O Estado é a sociedade organizada a propósito de deliberar e atuar na persecução do interesse público, do interesse coletivo. Trata-se de uma ficção jurídica criada para que objetivos coletivos, que não seriam obtidos isoladamente, possam ser concretizados em prol da coletividade. A crise financeira mundial, iniciada no berço do capitalismo, tem suscitado profundas reflexões acerca de modelo de Estado. De um lado, diz-se que findou o liberalismo, ou que o neoliberalismo foi derrotado. De outro, a exemplo do que sustentou em recente entrevista o vice-presidente do Instituto Liberal, diz-se até mesmo que os responsáveis pela crise são os social-democratas, e que ela (a crise) se deve não ao liberalismo, mas ao excesso de intervenção estatal na definição de taxas de juros. Independentemente de estarmos a presenciar o final de uma era ou não, o que destaca-se como relevante é o papel decisivo do Estado para deliberar e atuar no exercício de políticas públicas, inclusive as direcionadas à regulação da economia. Propõe-se desconsiderar, ainda que topicamente, as rotulações de cunho ideológico, no mais das vezes também utilizadas para salvaguardar interesses nem sempre legítimos de grupos determinados.
O fato é que a crise deixa evidente que as relações jurídicas, sociais e econômicas no âmbito de uma nação não podem ficar integralmente à mercê das ditas "regras de mercado", expressão cujo caráter polissêmico e indeterminação conceitual podem produzir resultados indesejáveis e absolutamente inesperados na sociedade, à medida que o seu alcance seja manipulado por interesses meramente privados. A iniciativa privada tem seu espaço perfeitamente delimitado pela Constituição Federal, que assegura que a ordem econômica seja regida pelos princípios da livre iniciativa e livre concorrência (art. 170). Contudo, a atuação privada se subordina a outros princípios e valores constitucionais, como a supremacia do interesse público, a dignidade da pessoa humana, e a função social da propriedade (qualquer propriedade, inclusive do capital!).

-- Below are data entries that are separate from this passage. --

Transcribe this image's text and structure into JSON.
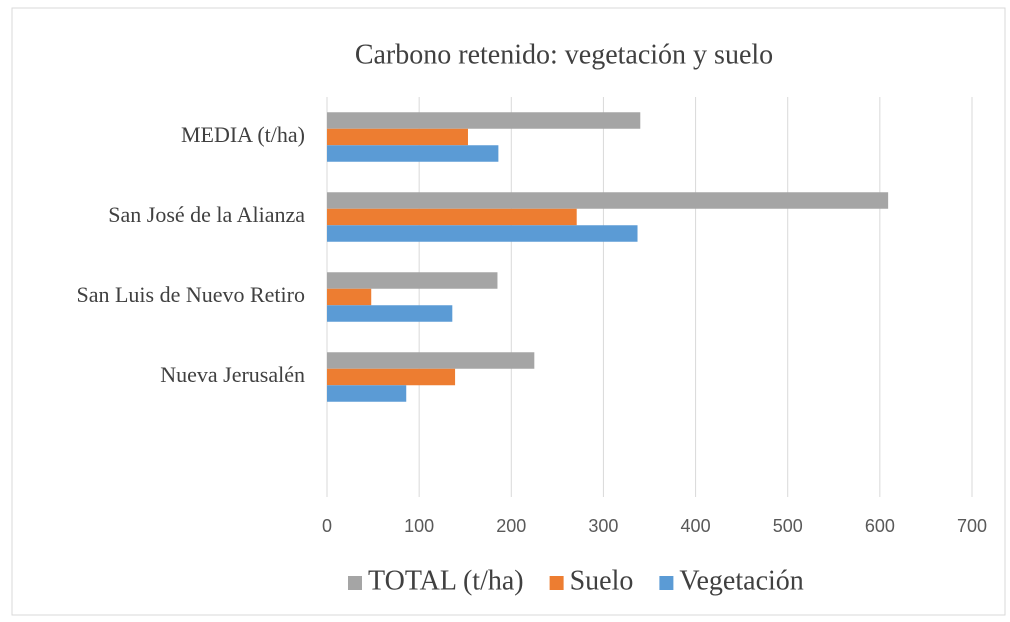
{
  "chart_data": {
    "type": "bar",
    "orientation": "horizontal",
    "title": "Carbono retenido: vegetación y suelo",
    "categories": [
      null,
      "Nueva Jerusalén",
      "San Luis de Nuevo Retiro",
      "San José de la Alianza",
      "MEDIA (t/ha)"
    ],
    "series": [
      {
        "name": "TOTAL (t/ha)",
        "color": "#a5a5a5",
        "values": [
          null,
          225,
          185,
          609,
          340
        ]
      },
      {
        "name": "Suelo",
        "color": "#ed7d31",
        "values": [
          null,
          139,
          48,
          271,
          153
        ]
      },
      {
        "name": "Vegetación",
        "color": "#5b9bd5",
        "values": [
          null,
          86,
          136,
          337,
          186
        ]
      }
    ],
    "xlim": [
      0,
      700
    ],
    "xticks": [
      0,
      100,
      200,
      300,
      400,
      500,
      600,
      700
    ],
    "grid": true,
    "legend": "bottom"
  }
}
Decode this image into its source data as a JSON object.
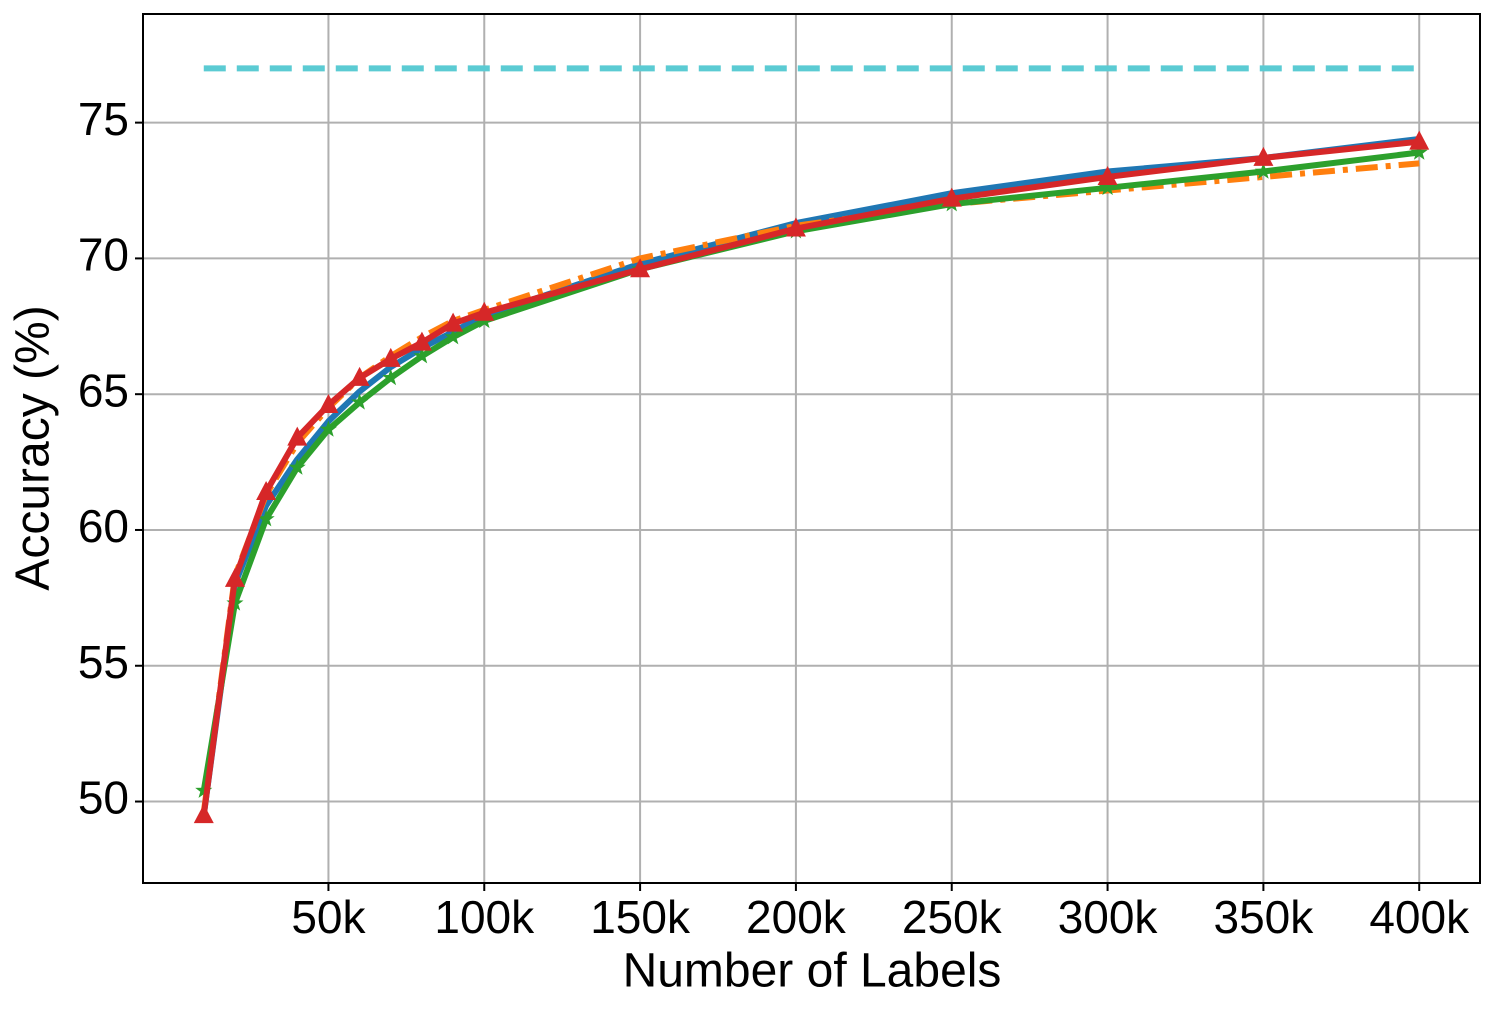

Os propósitos da iniciativa privada e do Estado são diversos, conquanto possam por vezes coincidir. O propósito elementar da iniciativa privada é a obtenção de lucro, o que é legítimo, correto, adequado e importante, uma vez que a lucratividade da ação privada produz importantes e indispensáveis repercussões de ordem social e econômica (geração de empregos, inovações tecnológicas, arrecadação tributária, etc.) O propósito do Estado é o interesse público, e sua ação reflete a vontade popular exercida por intermédio da democracia representativa em que pesem todas as críticas que se possa fazer a esse sistema, especialmente por conta da ação corrupta e espúria de alguns parlamentares e governantes. O que se pretende sustentar é que, embora a ação privada seja indispensável para o equilíbrio institucional, a plena liberdade de ação privada jamais produzirá como resultado o bem comum, entendida essa noção como um determinado estado de satisfação e de realização humanas, no qual necessidades básicas e fundamentais sejam razoavelmente atendidas.
O Estado, pois, deve ser organizado com vistas à intervenção e a regulação necessárias (não mínima, nem máxima, mas a necessária!) de todas as formas de relacionamento (inclusive econômico), com foco no bem comum. Assim não for, como prenunciado por Freud "os relacionamentos ficarão sujeitos à vontade arbitrária do indivíduo, o que equivale a dizer que o homem fisicamente (ou economicamente?) mais forte decidirá no sentido de seus próprios interesses e impulsos instintivos". Não se defende a estatização plena e ampla da vida social e econômica, utopia que quando tentada no mundo dos fatos gerou efeitos danosos para a civilização do leste europeu, como a história já demonstrou. O caminho do meio é o caminho seguro. Deve ser assegurada a liberdade de atuação privada na economia, sob regras de mercado, mas também sob tutela do Estado, para que excessos decorrentes da livre iniciativa e da livre concorrência sejam coibidos antes produzam danos para a sociedade. De outro ângulo, deve ser também assegurado o espaço necessário de atuação estatal na implementação de políticas públicas, com lastro na Constituição, para a obtenção dos valores maiores de qualquer nação: a satisfação plena das necessidades de seu povo e a dignidade da pessoa humana.